Motivation for AIOps Incident Detection
User Experience Insight sensors run synthetic tests one at a time in a continuous round-robin sequence. There are two types of issues observed in the dashboard which generate notifications: threshold violations and test failures.
Incident Detection uses machine learning to examine all issues in real-time to surface only the issues that you should focus on. An incident is a collection of issues.
Incident Detection Models
User Experience Insight Incident Detection begins with training a model using historical data.
When an issue is detected and the timing of the arrival of the issue in relation to other issues conforms to the model, the issue will appear blue to indicate it is informational.
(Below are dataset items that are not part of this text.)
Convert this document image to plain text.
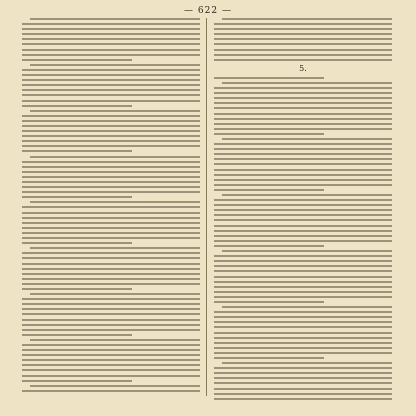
— 622 —
5.
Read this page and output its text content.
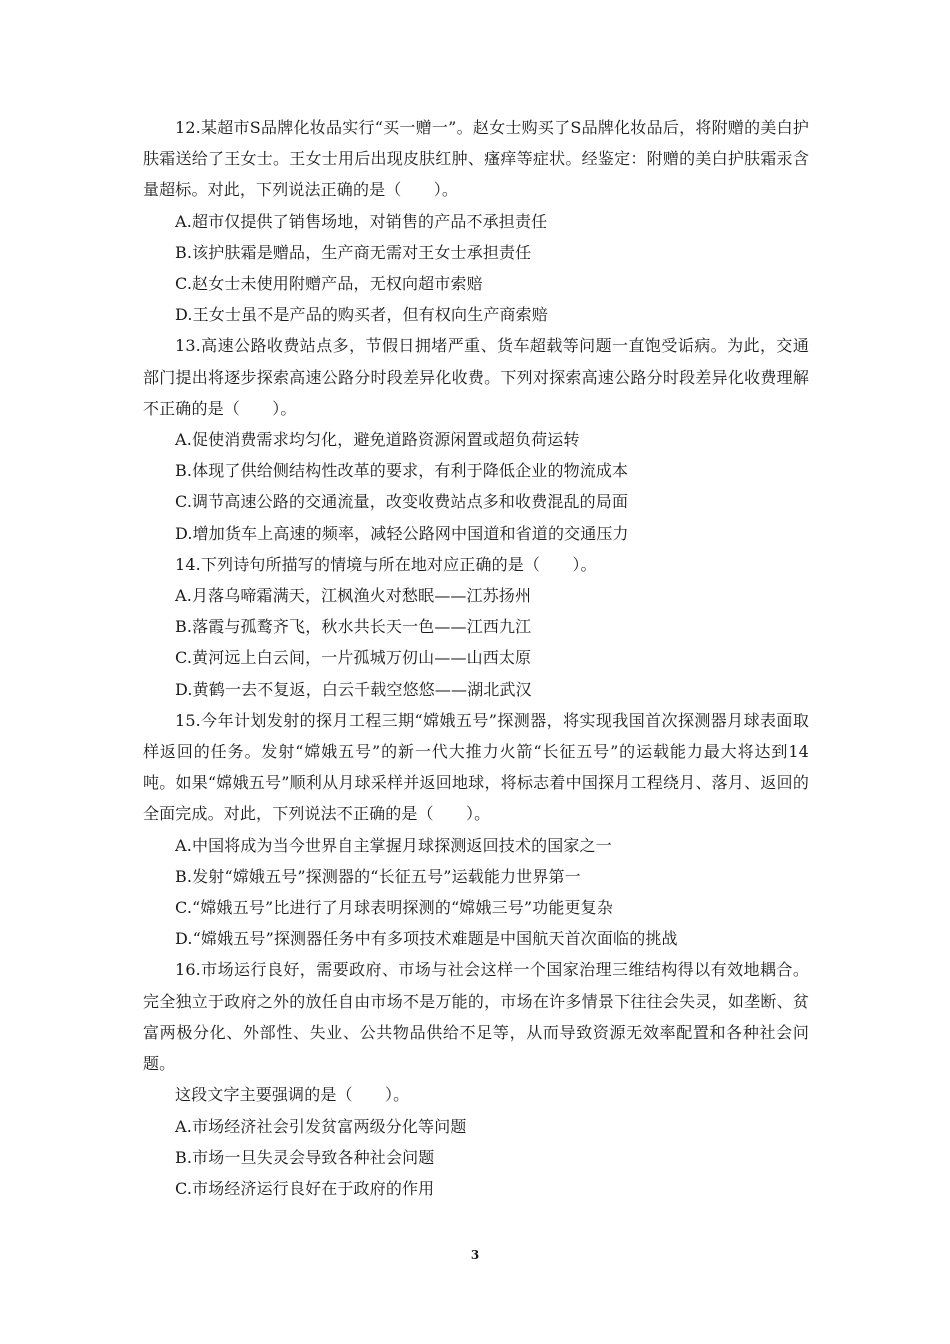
12.某超市S品牌化妆品实行“买一赠一”。赵女士购买了S品牌化妆品后，将附赠的美白护肤霜送给了王女士。王女士用后出现皮肤红肿、瘙痒等症状。经鉴定：附赠的美白护肤霜汞含量超标。对此，下列说法正确的是（　　）。

A.超市仅提供了销售场地，对销售的产品不承担责任

B.该护肤霜是赠品，生产商无需对王女士承担责任

C.赵女士未使用附赠产品，无权向超市索赔

D.王女士虽不是产品的购买者，但有权向生产商索赔

13.高速公路收费站点多，节假日拥堵严重、货车超载等问题一直饱受诟病。为此，交通部门提出将逐步探索高速公路分时段差异化收费。下列对探索高速公路分时段差异化收费理解不正确的是（　　）。

A.促使消费需求均匀化，避免道路资源闲置或超负荷运转

B.体现了供给侧结构性改革的要求，有利于降低企业的物流成本

C.调节高速公路的交通流量，改变收费站点多和收费混乱的局面

D.增加货车上高速的频率，减轻公路网中国道和省道的交通压力

14.下列诗句所描写的情境与所在地对应正确的是（　　）。

A.月落乌啼霜满天，江枫渔火对愁眠——江苏扬州

B.落霞与孤鹜齐飞，秋水共长天一色——江西九江

C.黄河远上白云间，一片孤城万仞山——山西太原

D.黄鹤一去不复返，白云千载空悠悠——湖北武汉

15.今年计划发射的探月工程三期“嫦娥五号”探测器，将实现我国首次探测器月球表面取样返回的任务。发射“嫦娥五号”的新一代大推力火箭“长征五号”的运载能力最大将达到14吨。如果“嫦娥五号”顺利从月球采样并返回地球，将标志着中国探月工程绕月、落月、返回的全面完成。对此，下列说法不正确的是（　　）。

A.中国将成为当今世界自主掌握月球探测返回技术的国家之一

B.发射“嫦娥五号”探测器的“长征五号”运载能力世界第一

C.“嫦娥五号”比进行了月球表明探测的“嫦娥三号”功能更复杂

D.“嫦娥五号”探测器任务中有多项技术难题是中国航天首次面临的挑战

16.市场运行良好，需要政府、市场与社会这样一个国家治理三维结构得以有效地耦合。完全独立于政府之外的放任自由市场不是万能的，市场在许多情景下往往会失灵，如垄断、贫富两极分化、外部性、失业、公共物品供给不足等，从而导致资源无效率配置和各种社会问题。

这段文字主要强调的是（　　）。

A.市场经济社会引发贫富两级分化等问题

B.市场一旦失灵会导致各种社会问题

C.市场经济运行良好在于政府的作用

3
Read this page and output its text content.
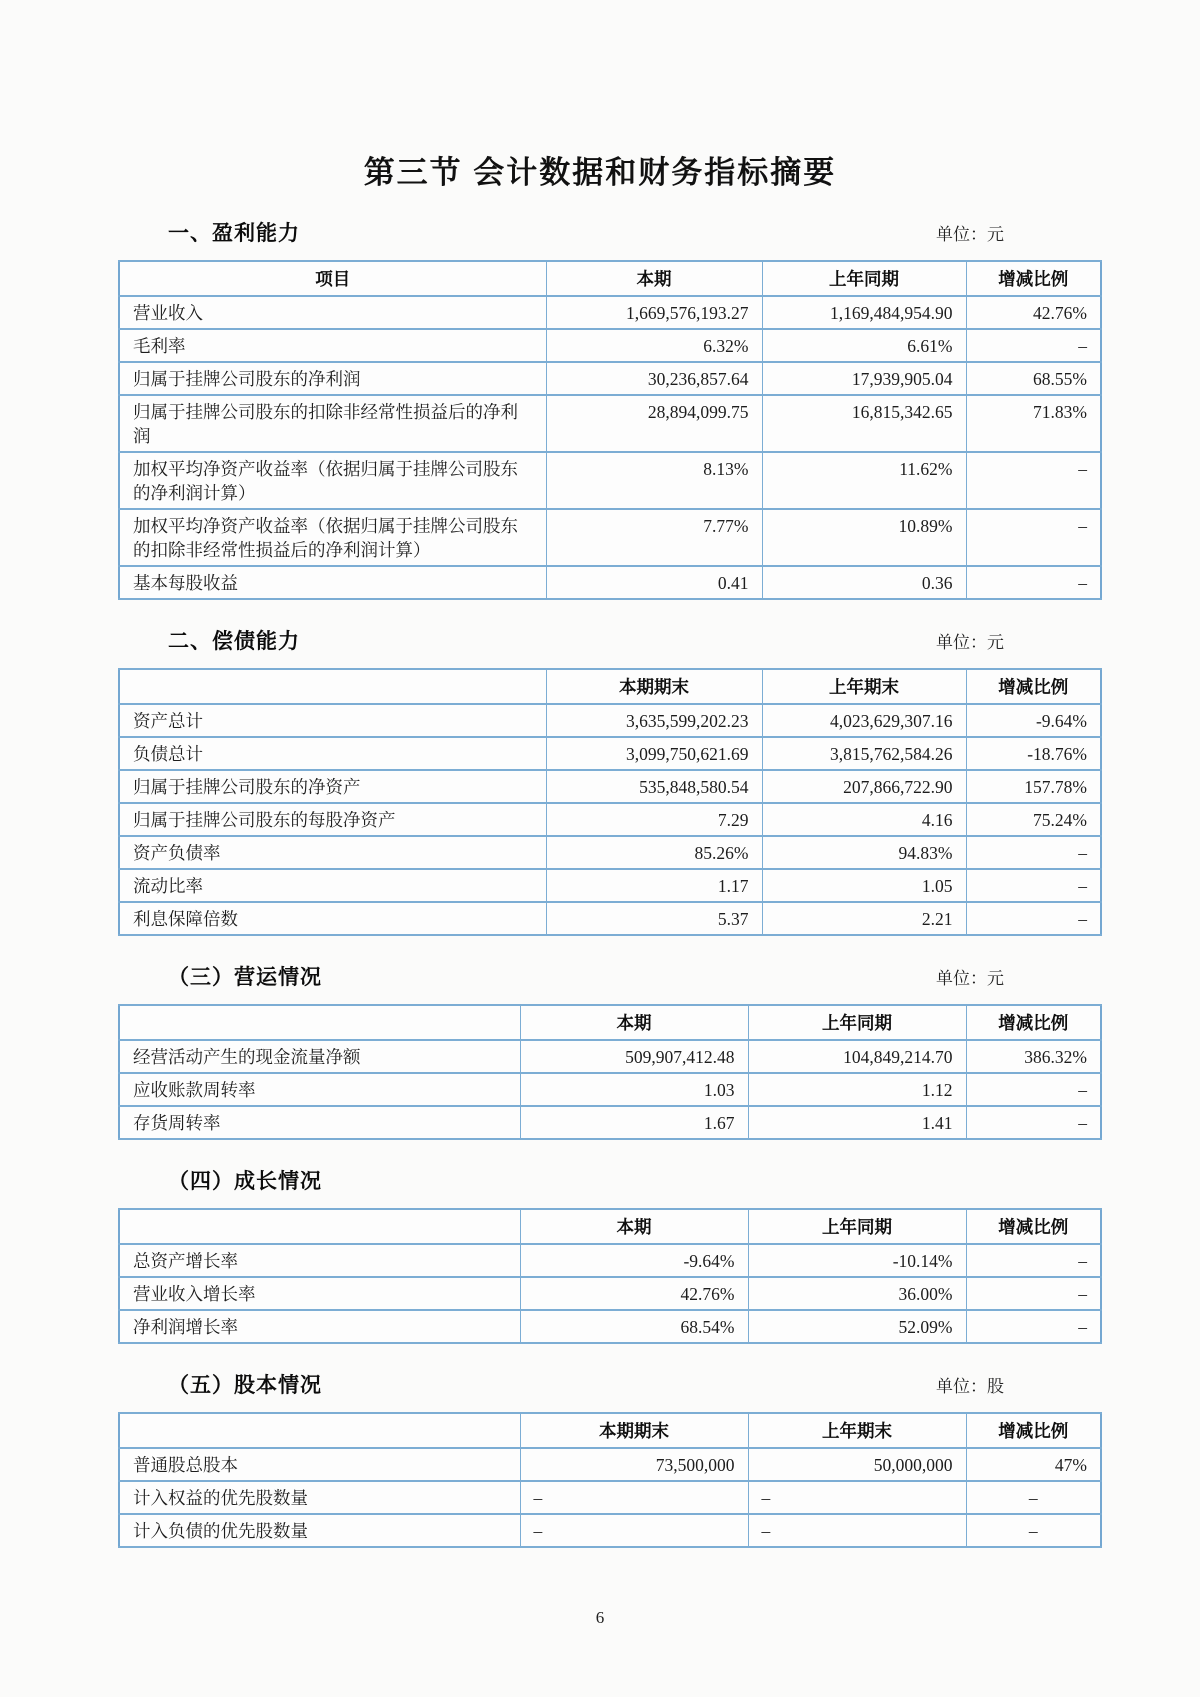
第三节 会计数据和财务指标摘要
一、盈利能力	单位：元
项目	本期	上年同期	增减比例
营业收入	1,669,576,193.27	1,169,484,954.90	42.76%
毛利率	6.32%	6.61%	–
归属于挂牌公司股东的净利润	30,236,857.64	17,939,905.04	68.55%
归属于挂牌公司股东的扣除非经常性损益后的净利润	28,894,099.75	16,815,342.65	71.83%
加权平均净资产收益率（依据归属于挂牌公司股东的净利润计算）	8.13%	11.62%	–
加权平均净资产收益率（依据归属于挂牌公司股东的扣除非经常性损益后的净利润计算）	7.77%	10.89%	–
基本每股收益	0.41	0.36	–
二、偿债能力	单位：元
	本期期末	上年期末	增减比例
资产总计	3,635,599,202.23	4,023,629,307.16	-9.64%
负债总计	3,099,750,621.69	3,815,762,584.26	-18.76%
归属于挂牌公司股东的净资产	535,848,580.54	207,866,722.90	157.78%
归属于挂牌公司股东的每股净资产	7.29	4.16	75.24%
资产负债率	85.26%	94.83%	–
流动比率	1.17	1.05	–
利息保障倍数	5.37	2.21	–
（三）营运情况	单位：元
	本期	上年同期	增减比例
经营活动产生的现金流量净额	509,907,412.48	104,849,214.70	386.32%
应收账款周转率	1.03	1.12	–
存货周转率	1.67	1.41	–
（四）成长情况
	本期	上年同期	增减比例
总资产增长率	-9.64%	-10.14%	–
营业收入增长率	42.76%	36.00%	–
净利润增长率	68.54%	52.09%	–
（五）股本情况	单位：股
	本期期末	上年期末	增减比例
普通股总股本	73,500,000	50,000,000	47%
计入权益的优先股数量	–	–	–
计入负债的优先股数量	–	–	–
6
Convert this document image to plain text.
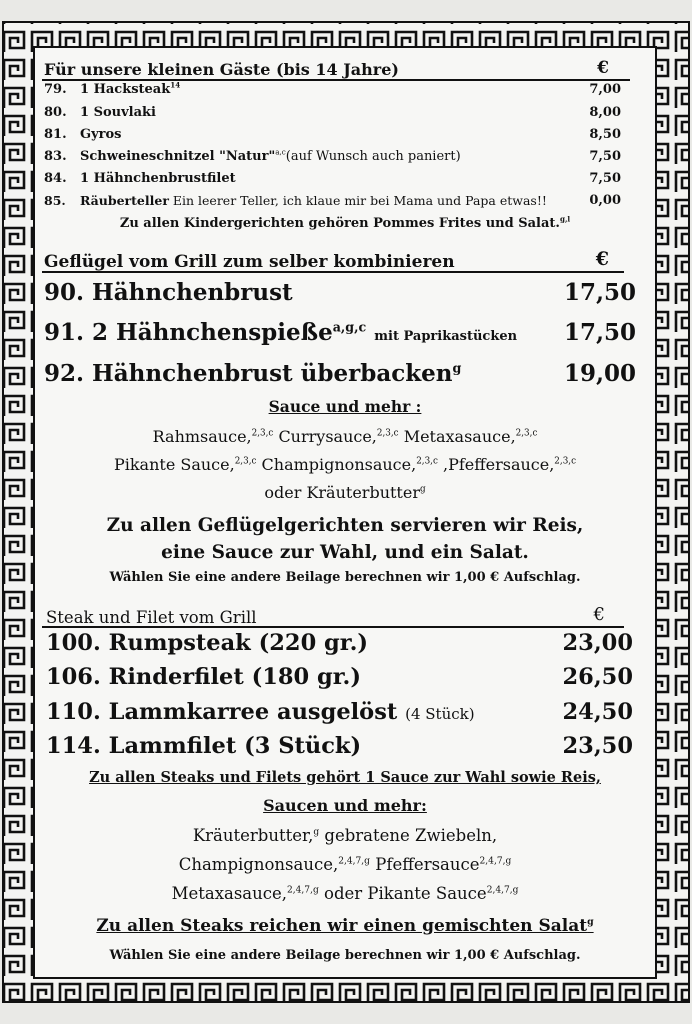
Für unsere kleinen Gäste (bis 14 Jahre)	€
79. 1 Hacksteak$^{14}$	7,00
80. 1 Souvlaki	8,00
81. Gyros	8,50
83. Schweineschnitzel "Natur"$^{a,c}$(auf Wunsch auch paniert)	7,50
84. 1 Hähnchenbrustfilet	7,50
85. Räuberteller Ein leerer Teller, ich klaue mir bei Mama und Papa etwas!!	0,00
Zu allen Kindergerichten gehören Pommes Frites und Salat.$^{g,l}$
Geflügel vom Grill zum selber kombinieren	€
90. Hähnchenbrust	17,50
91. 2 Hähnchenspieße$^{a,g,c}$ mit Paprikastücken 17,50
92. Hähnchenbrust überbacken$^g$	19,00
Sauce und mehr :
Rahmsauce,$^{2,3,c}$ Currysauce,$^{2,3,c}$ Metaxasauce,$^{2,3,c}$
Pikante Sauce,$^{2,3,c}$ Champignonsauce,$^{2,3,c}$ ,Pfeffersauce,$^{2,3,c}$
oder Kräuterbutter$^g$
Zu allen Geflügelgerichten servieren wir Reis,
eine Sauce zur Wahl, und ein Salat.
Wählen Sie eine andere Beilage berechnen wir 1,00 € Aufschlag.
Steak und Filet vom Grill	€
100. Rumpsteak (220 gr.)	23,00
106. Rinderfilet (180 gr.)	26,50
110. Lammkarree ausgelöst (4 Stück)	24,50
114. Lammfilet (3 Stück)	23,50
Zu allen Steaks und Filets gehört 1 Sauce zur Wahl sowie Reis,
Saucen und mehr:
Kräuterbutter,$^g$ gebratene Zwiebeln,
Champignonsauce,$^{2,4,7,g}$ Pfeffersauce$^{2,4,7,g}$
Metaxasauce,$^{2,4,7,g}$ oder Pikante Sauce$^{2,4,7,g}$
Zu allen Steaks reichen wir einen gemischten Salat$^g$
Wählen Sie eine andere Beilage berechnen wir 1,00 € Aufschlag.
When an issue is detected and the timing of the arrival of the issue in relation to other issues does not confirm to the model, the issue and other non-confirming issues will appear red in the dashboard letting you know this is set of issues is outside the observed baseline for your network and might need immediate attention. Emails, alerts and other notifications will only be sent for issues that are classified as incidents (in red) on the dashboard.
The model requires at least 20 active sensors and sufficient issue data to build relevant models. The model is recalculated every week.
As this feature capabilities expand, more models will be added.
How to Enable AIOps Incident Detection
Go to Settings → AIOps and follow the wizard to enable the feature. Once enabled, the transition to AI Incident mode may take up to 15 minutes. This feature can be toggled on and off only once every 4 hours. So once you have enabled it, you may need to wait 4 hours to disable it.
How to View Historical Situations
To see a view of the past 30 days of incidents, select the bell icon on the top right of the main dashboard. The naming convention for issues is Month/Year-Incident Number.
Select an Incident to navigate to the Incident View. This view shows the specific time period of the incident and where the sensors are located. You can rename the incident and drill down into the triage to better understand the issue.
Mutes - Mutes only affect the visual representation of the dashboard. They do not affect whether an issue can be added to an Incident or any notifications.
Please note that read-only users will receive incident notification messages regardless of group assignment.
Weekly reports are issue-aware for now, but will eventually evolve to provide full support for incidents.
We are considering additional ML models and enhanced AIOps capabilities as we continue to improve upon this feature.